Tuesday, November 17, 2009

Laura's Owls

When I dropped by Laura's place yesterday to pick up aqua paint for my herring set dressing, I caught her working on her latest polymer clay (brand name Fimo) creations: owls. She shapes them around eggs, which gives them their cheery fatness.I am always encouraging (harassing?) Laura to start selling her art online, so she could eventually quit cleaning houses for a living. It upsets me to see how that heavy work damages her already fragile hands. I even started a blog for Laura last year, but now I have lost the password.
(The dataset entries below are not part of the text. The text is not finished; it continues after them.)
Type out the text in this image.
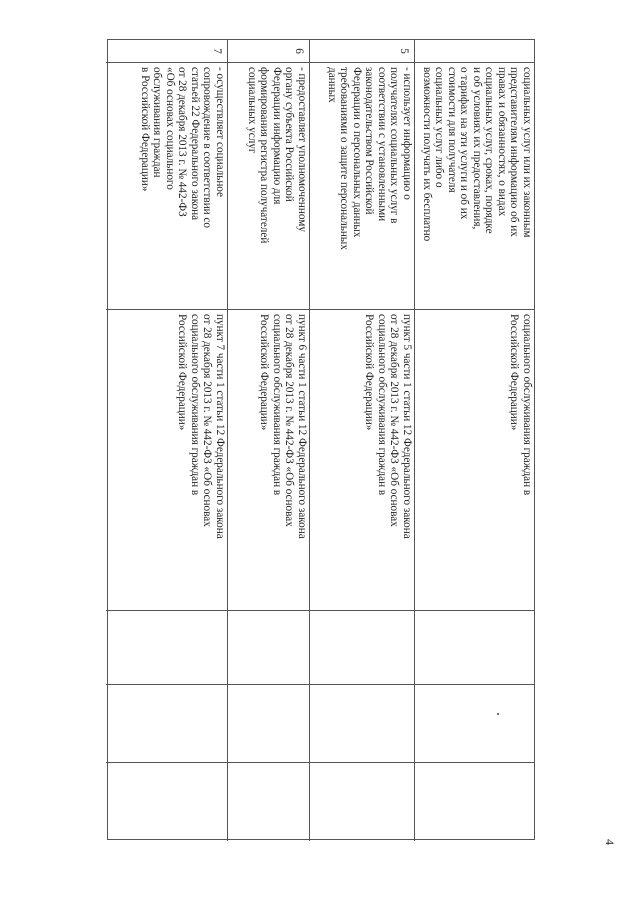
4
социальных услуг или их законным
представителям информацию об их
правах и обязанностях, о видах
социальных услуг, сроках, порядке
и об условиях их предоставления,
о тарифах на эти услуги и об их
стоимости для получателя
социальных услуг либо о
возможности получать их бесплатно
социального обслуживания граждан в
Российской Федерации»
5
- использует информацию о
получателях социальных услуг в
соответствии с установленными
законодательством Российской
Федерации о персональных данных
требованиями о защите персональных
данных
пункт 5 части 1 статьи 12 Федерального закона
от 28 декабря 2013 г. № 442-ФЗ «Об основах
социального обслуживания граждан в
Российской Федерации»
6
- предоставляет уполномоченному
органу субъекта Российской
Федерации информацию для
формирования регистра получателей
социальных услуг
пункт 6 части 1 статьи 12 Федерального закона
от 28 декабря 2013 г. № 442-ФЗ «Об основах
социального обслуживания граждан в
Российской Федерации»
7
- осуществляет социальное
сопровождение в соответствии со
статьей 22 Федерального закона
от 28 декабря 2013 г. № 442-ФЗ
«Об основах социального
обслуживания граждан
в Российской Федерации»
пункт 7 части 1 статьи 12 Федерального закона
от 28 декабря 2013 г. № 442-ФЗ «Об основах
социального обслуживания граждан в
Российской Федерации»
Some manager I'd be.Some are, but most artists I know--including me-- are not very good at administrative skills, at least at managing their own art (including writing) as a business.
There may be some self-protection going on: the art itself wants to stay small and close to home; the art-making self knows that the marketplace would knock it sideways.
Sometimes I think we may be afraid, not having the skills to deal with the bright bustle. And possibly afraid for good reason: the energy is so different from--and sometimes antithetical to--art making. For some, attending to the business-side of art is like making an owl hunt during the day.

What it takes to make art does not always coexist with what it takes to pay the bills. Yet the bills are real.
Well, this is nothing new... I'm just thinking aloud here; I don't know what to do about this conundrum myself. When I work for other people very much, my own creative self shuts down. Mostly I've always lived on the cheap, to keep my time free. But moviemaking is making me think more about this: it costs money, even just buying tag board and tin foil, as writing does not.

And then, I wonder how this money/time exchange will play out as I get older. I guess I'll find out, godwilling.


ArtSparker said...

Well, etsy is probably worth a shot - it's 20 cents to list something for six months. I haven't had a lot of luck with it, but it may be the kind of thing I'm selling (mosaic plates to hang on the wall). It can feel wonderful to have someone like one's work enough to buy it - And etsy is pretty easy to use. They take a percentage of the sale, and people can make payments through paypal. Let me know if you want more info.

Fresca said...

Thanks, ARTS, I've suggested Etsy to Laura too. It's a complex set of reasons why people do or do not pursue these avenues.
Maybe we should all swap being each other's managers. : )

Annika said...

This is much more superficial than your thoughts - as per usual! - but it's an association to the theme of lacking a skill or interest that's needed in one's work: now that I've been to a few conferences where researchers and scientists present some little slice of their work, I've realised that being great at science doesn't make you a good, or even adequate, speaker. Sometimes their poor English plays a part in this, but I've also suffered through speeches by prominent British researchers who go "and the - and the - the - the- the- POINT of this is, is, is..." or spend 60% of their talk going "ummmm". Wouldn't it be great if those people started hiring actors to hold their presentations for them? The assignment would of course involve much communication between the author and the actor and the author would have to be present at the talk to answer questions and possibly make corrections. It'd be hard work for the actor, but also interesting work, I imagine.
The bottom line seems to be: we all need each other and each other's different skills.

Fresca said...

Ummmmmm, thank you for this amusing comment, Annika!
Wouldn't it be great if we could link these different skills up? The artists could help the scientists could help the business people could help the artists.

"we all need each other and each other's different skills."
--That sounds pretty profound to me. Where would Kirk be without Spock?